Pierre Haynes, a freshman at Prince George's Community College is one of those students.

"Not too many students, including myself, are financially stable because we are just getting out of high school," said Haynes. But he said he is determined to put himself through school, even if it means picking up extra hours at work, shoveling snow, mowing lawns or holding a yard sale.

Not every student will be so motivated, said Alberto Fernandez, a freshman at Howard Community College. Fernandez said an increase in tuition may discourage people from going to college, especially if they are already struggling to pay tuition.

"It's just going to turn people away from wanting to study and go to school," he said.

House Speaker Michael Busch, D-Anne Arundel, agrees that a tuition increase may unfairly affect less affluent students.

"We have 120,000 Marylanders attend community colleges," he said."Many of them can't afford four-year colleges ... I think it's important for us to try to do everything we can to limit the increase in tuition at the community college level."

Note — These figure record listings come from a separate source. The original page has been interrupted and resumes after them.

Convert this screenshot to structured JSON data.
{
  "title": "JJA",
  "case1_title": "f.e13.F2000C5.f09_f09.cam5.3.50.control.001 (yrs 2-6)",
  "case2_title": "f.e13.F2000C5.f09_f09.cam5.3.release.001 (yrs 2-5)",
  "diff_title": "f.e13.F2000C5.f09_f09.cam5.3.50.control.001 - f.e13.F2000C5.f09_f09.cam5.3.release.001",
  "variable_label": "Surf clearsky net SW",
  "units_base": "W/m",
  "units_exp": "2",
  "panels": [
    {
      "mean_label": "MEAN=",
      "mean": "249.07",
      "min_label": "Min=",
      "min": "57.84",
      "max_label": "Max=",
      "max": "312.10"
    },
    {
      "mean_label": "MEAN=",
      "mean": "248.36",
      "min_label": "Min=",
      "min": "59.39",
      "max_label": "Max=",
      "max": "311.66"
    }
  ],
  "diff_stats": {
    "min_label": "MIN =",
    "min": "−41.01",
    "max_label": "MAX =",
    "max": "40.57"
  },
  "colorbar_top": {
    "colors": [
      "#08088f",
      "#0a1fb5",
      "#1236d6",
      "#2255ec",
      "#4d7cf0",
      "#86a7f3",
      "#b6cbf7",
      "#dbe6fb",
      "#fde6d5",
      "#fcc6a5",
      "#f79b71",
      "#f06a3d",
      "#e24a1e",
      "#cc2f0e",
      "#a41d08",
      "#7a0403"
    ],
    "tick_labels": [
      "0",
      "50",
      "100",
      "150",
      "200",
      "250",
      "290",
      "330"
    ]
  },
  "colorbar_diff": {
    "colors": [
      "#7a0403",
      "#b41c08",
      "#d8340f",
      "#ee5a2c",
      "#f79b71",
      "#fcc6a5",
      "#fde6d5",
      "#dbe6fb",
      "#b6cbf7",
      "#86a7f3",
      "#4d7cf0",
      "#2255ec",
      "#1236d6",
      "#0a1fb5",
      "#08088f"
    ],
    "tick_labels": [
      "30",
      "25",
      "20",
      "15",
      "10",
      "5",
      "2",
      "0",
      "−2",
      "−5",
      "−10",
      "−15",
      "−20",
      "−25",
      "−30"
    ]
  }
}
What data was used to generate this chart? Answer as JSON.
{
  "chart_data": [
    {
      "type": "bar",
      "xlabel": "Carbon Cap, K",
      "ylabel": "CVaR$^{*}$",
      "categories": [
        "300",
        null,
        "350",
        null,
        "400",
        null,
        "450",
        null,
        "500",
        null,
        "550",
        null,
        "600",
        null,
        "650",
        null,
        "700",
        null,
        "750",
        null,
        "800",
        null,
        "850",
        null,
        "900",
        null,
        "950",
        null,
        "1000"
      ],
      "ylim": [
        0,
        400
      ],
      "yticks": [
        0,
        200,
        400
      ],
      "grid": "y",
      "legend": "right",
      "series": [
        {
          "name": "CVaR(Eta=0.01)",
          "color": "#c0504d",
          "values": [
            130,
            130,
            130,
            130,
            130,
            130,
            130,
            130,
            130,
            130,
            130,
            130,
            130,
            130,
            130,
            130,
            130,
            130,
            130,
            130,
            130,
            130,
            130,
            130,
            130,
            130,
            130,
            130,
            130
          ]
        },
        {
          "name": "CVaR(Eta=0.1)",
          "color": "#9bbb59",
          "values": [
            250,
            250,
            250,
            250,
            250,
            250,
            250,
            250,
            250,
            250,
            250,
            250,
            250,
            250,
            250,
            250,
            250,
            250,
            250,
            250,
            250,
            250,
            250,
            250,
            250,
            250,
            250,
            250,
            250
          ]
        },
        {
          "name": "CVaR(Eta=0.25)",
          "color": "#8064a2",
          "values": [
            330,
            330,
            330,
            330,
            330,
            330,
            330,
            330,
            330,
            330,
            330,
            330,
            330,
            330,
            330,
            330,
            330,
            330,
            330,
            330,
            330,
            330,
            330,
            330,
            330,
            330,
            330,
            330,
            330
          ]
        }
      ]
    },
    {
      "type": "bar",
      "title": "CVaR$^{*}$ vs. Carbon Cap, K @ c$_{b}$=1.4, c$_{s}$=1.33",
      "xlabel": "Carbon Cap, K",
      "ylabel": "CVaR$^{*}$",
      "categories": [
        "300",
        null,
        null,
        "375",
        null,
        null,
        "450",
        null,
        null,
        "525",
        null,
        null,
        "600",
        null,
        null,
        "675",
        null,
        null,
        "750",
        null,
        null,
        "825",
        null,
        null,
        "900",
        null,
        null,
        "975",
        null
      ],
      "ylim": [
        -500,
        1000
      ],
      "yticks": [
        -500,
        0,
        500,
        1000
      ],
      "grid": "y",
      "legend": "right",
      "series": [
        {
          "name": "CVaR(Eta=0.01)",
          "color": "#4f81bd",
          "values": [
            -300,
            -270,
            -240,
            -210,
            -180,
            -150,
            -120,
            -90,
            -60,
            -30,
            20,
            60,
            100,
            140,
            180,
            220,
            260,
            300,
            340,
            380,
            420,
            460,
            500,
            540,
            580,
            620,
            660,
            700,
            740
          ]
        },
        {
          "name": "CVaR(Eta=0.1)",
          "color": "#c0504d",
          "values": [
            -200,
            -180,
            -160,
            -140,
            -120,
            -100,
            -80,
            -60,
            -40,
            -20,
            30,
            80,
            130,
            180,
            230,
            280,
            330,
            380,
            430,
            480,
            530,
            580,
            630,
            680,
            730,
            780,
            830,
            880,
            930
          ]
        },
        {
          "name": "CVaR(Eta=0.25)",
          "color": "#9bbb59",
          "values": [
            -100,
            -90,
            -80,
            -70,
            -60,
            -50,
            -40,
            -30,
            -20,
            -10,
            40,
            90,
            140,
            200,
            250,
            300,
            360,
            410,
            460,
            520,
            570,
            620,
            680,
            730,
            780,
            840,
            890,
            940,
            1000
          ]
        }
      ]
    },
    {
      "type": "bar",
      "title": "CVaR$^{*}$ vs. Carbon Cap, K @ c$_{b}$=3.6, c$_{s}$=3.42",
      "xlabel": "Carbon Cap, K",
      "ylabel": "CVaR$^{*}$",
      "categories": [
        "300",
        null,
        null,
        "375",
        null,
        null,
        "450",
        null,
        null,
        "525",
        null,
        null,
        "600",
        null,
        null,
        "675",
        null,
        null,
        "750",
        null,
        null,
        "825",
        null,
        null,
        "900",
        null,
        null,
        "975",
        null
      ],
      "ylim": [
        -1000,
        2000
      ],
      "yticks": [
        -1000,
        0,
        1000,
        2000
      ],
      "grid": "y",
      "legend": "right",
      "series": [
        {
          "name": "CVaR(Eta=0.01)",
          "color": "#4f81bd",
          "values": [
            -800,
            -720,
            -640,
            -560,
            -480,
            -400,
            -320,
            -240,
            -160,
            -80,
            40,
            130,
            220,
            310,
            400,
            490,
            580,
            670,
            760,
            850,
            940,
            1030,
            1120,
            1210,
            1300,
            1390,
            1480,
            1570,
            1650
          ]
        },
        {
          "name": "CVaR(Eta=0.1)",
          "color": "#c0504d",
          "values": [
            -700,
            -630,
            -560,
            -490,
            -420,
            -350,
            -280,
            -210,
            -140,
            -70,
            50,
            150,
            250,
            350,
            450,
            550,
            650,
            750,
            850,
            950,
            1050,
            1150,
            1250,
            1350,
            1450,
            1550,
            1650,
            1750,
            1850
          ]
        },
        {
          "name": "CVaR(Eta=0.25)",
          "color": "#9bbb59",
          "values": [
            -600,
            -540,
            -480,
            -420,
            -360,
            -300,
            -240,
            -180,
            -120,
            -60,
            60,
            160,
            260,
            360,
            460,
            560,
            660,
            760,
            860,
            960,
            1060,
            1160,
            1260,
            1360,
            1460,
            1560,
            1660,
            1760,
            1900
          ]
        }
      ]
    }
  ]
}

But as student enrollment continues to grow, while school funding does not, limiting tuition increases will be difficult, said Harford Community College President Jim LaCalle.

"Typically, when there is an economic downturn enrollment goes up," he said. "It's good" because there is more money coming in, but that also means "we need more support."

LaCalle said he has no choice but to "seriously" consider raising tuition by $3 per credit hour, bringing the cost of an hour to $80. He is not alone.

Sandra Kurtinitis, president of the Community College of Baltimore County in Essex, said there will be "a modest tuition increase across the college."

"We all know this is a challenging time fiscally." she said, adding she is grateful the cuts weren't deeper.

"(The governor) has always been supportive of community colleges," she said.

Shaun Adamec, an O'Malley spokesman, said that between fiscal years 2006 and 2010 "capital funding has almost doubled for community colleges,"y and that funding for community colleges in 2010 will still be the "highest ever" in Maryland. O'Malley made tough decisions while still protecting the investments his administration has made in education, Adamec said.

But Sean Mathew, a radiography major at the Community College of Baltimore County in Catonsville, said he isn't convinced that students will be protected.

"I'm sure they have reasons (for level funding our schools), but why shouldn't they have sympathy for us," he said.

Capital News Service Staff Writer Dylan Waugh contributed to this report.